UPDATE: Dem Thema Focus Stacking haben wir eine ganze Sonderausgabe gewidmet. Bequem zum nachschlagen. Hier entlang...

Weibliche Rindenspringspinne (Marpissa Muscosa) mit Fliege als Beute - Extreme Wildlife-Makroaufnahme. Manueller Focus Stack aus 22 Einzelfotos. Freihand. Abbildungsmaßstab etwa 4:1 (Vollformat). Sony ILCE-7RM2, 28 mm altes manuelles Objektiv in Retrostellung, ISO: 200, f/5.6, 1/160 s, Blitzlicht.

In diesem Artikel erfährst Du, wie Du diese Technik einsetzen kannst und wie Du damit die bestmöglichen Ergebnisse erzielst. Doch was ist Focus Stacking überhaupt?

Im Grunde ist es relativ simpel. Stelle Dir zur Veranschaulichung eine Fliege vor, auf deren Facettenaugen Du den Fokus Deiner Kamera setzt. Abdrücken. Foto im Kasten. Gut! Auf diesem Foto sind die Augen der Fliege scharf, der Hinterleib verschwindet allerdings in Unschärfe. Fokussiere nun auf den Hinterleib und mache ebenfalls ein Foto. Jetzt sind die Augen unscharf, der Hinterleib jedoch scharf. Diese zwei Fotos werden nun zu einem Bild zusammengerechnet, auf dem Augen und Hinterleib scharf sind – und fertig ist Dein erster Stack! Herzlichen Glückwunsch!

Das Focus Stacking ermöglicht eine deutliche Erweiterung der Schärfentiefe!

Nun stellst Du Dir sicherlich die Frage: Warum nicht einfach Abblenden ohne Ende, dann wird der Schärfebereich doch auch größer?

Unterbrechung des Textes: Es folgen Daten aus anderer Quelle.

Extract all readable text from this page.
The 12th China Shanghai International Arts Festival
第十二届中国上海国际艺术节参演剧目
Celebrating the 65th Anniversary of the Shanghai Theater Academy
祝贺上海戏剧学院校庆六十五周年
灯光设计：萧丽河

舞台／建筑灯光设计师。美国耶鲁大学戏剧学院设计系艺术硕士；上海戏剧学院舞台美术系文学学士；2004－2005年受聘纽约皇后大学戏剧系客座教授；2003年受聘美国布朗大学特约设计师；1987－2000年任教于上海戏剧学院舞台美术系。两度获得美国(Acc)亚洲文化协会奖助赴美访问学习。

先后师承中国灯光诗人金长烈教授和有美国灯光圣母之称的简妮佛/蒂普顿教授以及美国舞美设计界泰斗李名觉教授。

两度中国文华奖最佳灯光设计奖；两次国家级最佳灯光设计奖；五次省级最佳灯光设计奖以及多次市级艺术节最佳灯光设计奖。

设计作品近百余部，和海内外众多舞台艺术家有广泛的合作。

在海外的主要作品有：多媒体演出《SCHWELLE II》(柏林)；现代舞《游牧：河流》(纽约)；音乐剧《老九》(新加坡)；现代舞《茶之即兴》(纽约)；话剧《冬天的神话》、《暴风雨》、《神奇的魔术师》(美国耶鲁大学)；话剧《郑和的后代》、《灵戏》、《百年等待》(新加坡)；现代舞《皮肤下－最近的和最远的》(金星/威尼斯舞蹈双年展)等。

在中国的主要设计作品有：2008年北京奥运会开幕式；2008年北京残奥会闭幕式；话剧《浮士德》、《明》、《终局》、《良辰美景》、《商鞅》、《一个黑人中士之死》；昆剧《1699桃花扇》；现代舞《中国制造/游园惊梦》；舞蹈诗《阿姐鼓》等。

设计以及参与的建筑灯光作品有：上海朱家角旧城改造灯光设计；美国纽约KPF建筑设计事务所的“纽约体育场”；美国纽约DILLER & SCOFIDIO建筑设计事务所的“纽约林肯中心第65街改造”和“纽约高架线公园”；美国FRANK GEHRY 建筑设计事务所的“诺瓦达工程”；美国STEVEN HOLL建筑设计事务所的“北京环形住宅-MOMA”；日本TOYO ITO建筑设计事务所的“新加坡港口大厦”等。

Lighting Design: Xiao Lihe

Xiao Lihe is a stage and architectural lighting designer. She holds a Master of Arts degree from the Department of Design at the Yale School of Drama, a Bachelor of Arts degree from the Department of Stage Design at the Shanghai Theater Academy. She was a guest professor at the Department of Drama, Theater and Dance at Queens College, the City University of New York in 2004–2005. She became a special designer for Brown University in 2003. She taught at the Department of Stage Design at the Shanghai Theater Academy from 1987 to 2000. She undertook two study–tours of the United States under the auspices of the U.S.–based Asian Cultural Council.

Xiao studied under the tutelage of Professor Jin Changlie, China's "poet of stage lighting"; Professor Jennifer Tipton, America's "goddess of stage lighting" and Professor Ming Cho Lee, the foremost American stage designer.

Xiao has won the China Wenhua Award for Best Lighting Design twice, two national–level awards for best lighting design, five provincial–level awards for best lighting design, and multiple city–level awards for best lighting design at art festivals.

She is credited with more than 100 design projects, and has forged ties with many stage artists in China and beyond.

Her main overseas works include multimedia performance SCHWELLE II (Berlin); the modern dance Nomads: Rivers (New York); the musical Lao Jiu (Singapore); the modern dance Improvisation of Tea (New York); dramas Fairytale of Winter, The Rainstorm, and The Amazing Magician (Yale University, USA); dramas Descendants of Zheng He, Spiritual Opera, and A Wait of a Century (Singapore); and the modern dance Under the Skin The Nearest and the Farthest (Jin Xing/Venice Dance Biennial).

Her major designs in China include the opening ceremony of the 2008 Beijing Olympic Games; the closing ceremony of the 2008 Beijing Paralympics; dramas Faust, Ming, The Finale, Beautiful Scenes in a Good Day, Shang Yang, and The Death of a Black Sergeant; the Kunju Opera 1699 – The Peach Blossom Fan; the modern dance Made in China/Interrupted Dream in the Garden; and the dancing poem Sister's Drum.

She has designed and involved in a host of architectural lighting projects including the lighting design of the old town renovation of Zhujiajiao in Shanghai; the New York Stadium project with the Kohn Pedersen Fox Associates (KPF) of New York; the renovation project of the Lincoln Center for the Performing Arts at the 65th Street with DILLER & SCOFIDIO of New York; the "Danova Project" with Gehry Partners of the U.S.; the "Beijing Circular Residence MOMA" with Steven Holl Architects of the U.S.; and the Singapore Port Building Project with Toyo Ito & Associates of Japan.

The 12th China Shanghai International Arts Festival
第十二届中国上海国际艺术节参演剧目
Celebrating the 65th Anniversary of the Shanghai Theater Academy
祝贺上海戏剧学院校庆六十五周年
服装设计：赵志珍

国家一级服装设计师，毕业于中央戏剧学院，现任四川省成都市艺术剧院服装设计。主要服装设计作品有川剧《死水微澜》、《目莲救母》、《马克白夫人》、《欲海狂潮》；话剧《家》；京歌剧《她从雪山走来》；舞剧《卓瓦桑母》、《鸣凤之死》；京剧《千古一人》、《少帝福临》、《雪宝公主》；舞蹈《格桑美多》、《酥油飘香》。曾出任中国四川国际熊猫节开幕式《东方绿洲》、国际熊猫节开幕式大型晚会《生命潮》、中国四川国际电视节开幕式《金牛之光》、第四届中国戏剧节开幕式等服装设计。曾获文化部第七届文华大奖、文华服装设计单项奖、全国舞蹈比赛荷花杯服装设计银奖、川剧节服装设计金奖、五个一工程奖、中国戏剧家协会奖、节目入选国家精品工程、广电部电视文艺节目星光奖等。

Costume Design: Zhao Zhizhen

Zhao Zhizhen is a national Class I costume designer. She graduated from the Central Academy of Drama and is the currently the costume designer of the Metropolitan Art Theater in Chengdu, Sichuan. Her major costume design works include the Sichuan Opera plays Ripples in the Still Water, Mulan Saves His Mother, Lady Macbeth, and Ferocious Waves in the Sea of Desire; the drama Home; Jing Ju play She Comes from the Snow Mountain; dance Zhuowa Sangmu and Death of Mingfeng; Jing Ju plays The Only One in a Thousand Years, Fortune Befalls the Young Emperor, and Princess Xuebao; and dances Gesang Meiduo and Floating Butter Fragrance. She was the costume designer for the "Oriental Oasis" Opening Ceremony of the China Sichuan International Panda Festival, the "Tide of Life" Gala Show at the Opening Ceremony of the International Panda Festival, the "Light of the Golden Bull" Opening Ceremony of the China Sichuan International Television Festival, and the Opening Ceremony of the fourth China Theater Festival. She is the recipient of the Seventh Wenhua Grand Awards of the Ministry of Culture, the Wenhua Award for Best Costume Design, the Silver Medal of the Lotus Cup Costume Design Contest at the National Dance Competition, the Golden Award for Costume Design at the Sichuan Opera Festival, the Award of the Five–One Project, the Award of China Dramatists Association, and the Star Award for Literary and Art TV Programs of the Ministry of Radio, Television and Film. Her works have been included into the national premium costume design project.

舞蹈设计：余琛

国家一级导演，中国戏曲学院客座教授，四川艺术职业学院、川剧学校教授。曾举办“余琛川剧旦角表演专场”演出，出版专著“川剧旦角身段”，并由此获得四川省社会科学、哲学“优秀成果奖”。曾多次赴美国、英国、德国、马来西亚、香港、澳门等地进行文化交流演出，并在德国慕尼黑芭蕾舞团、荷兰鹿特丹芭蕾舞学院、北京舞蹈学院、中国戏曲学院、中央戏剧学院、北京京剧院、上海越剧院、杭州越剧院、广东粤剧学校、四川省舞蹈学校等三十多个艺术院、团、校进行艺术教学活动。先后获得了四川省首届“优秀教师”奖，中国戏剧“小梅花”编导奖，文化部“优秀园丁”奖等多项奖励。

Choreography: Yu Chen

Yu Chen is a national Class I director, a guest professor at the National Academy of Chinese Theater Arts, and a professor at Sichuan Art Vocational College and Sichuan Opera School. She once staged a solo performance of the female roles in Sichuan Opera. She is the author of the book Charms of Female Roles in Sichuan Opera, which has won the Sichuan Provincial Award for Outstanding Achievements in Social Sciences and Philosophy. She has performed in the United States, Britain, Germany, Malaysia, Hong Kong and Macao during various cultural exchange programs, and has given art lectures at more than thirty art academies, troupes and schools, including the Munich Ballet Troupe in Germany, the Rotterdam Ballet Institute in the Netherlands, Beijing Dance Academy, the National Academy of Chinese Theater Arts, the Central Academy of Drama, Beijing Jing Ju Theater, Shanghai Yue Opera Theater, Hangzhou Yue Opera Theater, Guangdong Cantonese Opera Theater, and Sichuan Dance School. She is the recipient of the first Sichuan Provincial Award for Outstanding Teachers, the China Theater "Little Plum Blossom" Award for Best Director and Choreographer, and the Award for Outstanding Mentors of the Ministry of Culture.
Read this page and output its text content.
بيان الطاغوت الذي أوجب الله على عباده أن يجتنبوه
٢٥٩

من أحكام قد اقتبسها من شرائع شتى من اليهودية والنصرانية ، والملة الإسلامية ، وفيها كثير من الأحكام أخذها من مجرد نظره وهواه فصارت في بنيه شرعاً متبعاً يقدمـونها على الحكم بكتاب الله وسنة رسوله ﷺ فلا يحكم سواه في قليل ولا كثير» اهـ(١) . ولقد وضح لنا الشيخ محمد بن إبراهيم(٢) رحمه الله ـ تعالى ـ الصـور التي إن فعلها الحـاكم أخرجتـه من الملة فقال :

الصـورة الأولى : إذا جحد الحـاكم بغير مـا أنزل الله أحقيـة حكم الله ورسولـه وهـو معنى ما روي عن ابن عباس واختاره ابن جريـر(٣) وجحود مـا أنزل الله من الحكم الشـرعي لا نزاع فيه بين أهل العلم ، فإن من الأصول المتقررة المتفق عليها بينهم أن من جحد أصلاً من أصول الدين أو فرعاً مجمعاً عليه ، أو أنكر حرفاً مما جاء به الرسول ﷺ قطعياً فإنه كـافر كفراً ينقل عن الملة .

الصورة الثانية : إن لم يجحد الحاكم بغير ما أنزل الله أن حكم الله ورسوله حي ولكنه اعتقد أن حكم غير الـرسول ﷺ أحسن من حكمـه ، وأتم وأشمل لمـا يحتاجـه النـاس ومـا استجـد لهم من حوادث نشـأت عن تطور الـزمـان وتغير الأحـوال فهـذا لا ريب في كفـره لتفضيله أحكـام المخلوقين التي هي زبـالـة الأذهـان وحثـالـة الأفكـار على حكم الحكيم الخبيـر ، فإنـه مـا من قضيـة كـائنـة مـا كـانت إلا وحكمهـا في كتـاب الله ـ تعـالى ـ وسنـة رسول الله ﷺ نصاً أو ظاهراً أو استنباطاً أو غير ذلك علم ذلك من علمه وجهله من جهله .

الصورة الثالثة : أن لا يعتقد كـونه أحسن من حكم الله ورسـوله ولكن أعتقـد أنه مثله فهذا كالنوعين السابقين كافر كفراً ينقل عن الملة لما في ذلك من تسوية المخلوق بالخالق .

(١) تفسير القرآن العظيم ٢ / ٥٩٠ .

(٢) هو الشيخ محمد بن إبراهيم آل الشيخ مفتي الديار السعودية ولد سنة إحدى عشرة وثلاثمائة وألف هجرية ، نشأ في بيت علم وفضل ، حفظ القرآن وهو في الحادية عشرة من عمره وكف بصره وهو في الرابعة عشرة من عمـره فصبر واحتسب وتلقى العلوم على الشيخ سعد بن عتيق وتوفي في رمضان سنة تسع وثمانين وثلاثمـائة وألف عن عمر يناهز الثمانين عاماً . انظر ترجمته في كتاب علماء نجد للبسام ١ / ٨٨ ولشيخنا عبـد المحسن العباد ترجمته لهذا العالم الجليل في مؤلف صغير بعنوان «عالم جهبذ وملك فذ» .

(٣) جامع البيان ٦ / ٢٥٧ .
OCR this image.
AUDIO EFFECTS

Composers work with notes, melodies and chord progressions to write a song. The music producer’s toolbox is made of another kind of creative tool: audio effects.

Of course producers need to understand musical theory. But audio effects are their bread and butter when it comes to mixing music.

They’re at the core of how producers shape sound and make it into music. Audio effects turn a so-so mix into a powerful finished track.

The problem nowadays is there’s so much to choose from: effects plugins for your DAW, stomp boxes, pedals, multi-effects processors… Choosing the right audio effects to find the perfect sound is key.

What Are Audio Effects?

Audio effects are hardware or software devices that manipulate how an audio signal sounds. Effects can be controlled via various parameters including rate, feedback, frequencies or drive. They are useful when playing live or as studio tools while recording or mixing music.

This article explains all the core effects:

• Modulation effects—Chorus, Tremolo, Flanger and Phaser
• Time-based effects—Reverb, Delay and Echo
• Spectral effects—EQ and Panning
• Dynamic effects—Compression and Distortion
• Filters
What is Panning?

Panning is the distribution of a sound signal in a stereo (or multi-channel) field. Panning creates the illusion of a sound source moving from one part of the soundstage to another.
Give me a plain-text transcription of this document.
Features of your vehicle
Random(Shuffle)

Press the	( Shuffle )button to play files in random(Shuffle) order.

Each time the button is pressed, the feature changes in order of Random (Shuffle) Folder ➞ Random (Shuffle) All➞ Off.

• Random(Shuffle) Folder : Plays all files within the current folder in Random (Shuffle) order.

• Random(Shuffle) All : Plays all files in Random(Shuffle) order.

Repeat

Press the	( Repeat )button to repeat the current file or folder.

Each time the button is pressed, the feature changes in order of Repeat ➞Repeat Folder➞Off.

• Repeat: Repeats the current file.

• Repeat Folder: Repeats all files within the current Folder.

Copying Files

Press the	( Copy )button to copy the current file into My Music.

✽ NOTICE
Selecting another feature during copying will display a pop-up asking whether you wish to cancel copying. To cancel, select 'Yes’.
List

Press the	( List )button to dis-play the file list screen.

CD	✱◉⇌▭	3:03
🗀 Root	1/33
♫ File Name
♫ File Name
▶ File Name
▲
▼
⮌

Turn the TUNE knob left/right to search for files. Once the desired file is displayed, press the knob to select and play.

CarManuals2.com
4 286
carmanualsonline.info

Der Gedanke ist zwar im Grunde nicht falsch. Doch in der Makrofotografie, insbesondere bei hohen Abbildungsmaßstäben, kommt mit kleiner werdender Blende schnell die Beugungsunschärfe ins Spiel. Das Foto wird also ab einer gewissen Blende nicht mehr schärfer, sondern wieder unscharf.
Für das Focus Stacking oder Focus Bracketing brauchst Du nicht zwingend teures Equipment wie ein Stativ oder einen Makroschlitten. Diese können zwar bei statischen Motiven wie Pflanzen etc. von Vorteil sein, doch zumindest bei nicht zu hohen Abbildungsmaßstäben erzielt man auch ohne diese Hilfsmittel tolle Ergebnisse! Zudem ist man gerade bei sich bewegenden Motiven mit Stativ und Makroschlitten zu unflexibel. Bis alles steht und ausgerichtet ist, ist die Fliege auf und davon. Für das Wildlife Focus Stacking ist ein Stativ daher nur bedingt geeignet. Ich persönlich mache Stacks meist aus zehn bis zwanzig Einzelfotos, und das auch noch bei Abbildungsmaßstäben von bis zu 8:1 (APS-C-Sensor) – ohne Stativ von lebenden Tieren wie beispielsweise den winzigen Kugelspringern (siehe MAKROFOTO Sonderausgabe 4). Es ist vor allem eine Sache der Übung und Geduld.

Was ist Focus Bracketing?

Focus Bracketing z.B. bei Olympus-Kameras ist beeindruckend. Man sucht sich ein Motiv, fokussiert, und innerhalb weniger Sekunden hat man eine komplette Stackreihe im Kasten. Das ist im Grunde automatisches Focus Stacking. Der Fokusunterschied kann eingestellt werden, dass bedeutet, der Abstand der einzelnen Bilder zueinander kann auf den Abbildungsmaßstab beziehungsweise auf das Motiv angepasst werden. Die Schnelligkeit des Vorgangs ist gerade bei unruhigen Tieren, die nur kurz stillhalten, von großem Vorteil.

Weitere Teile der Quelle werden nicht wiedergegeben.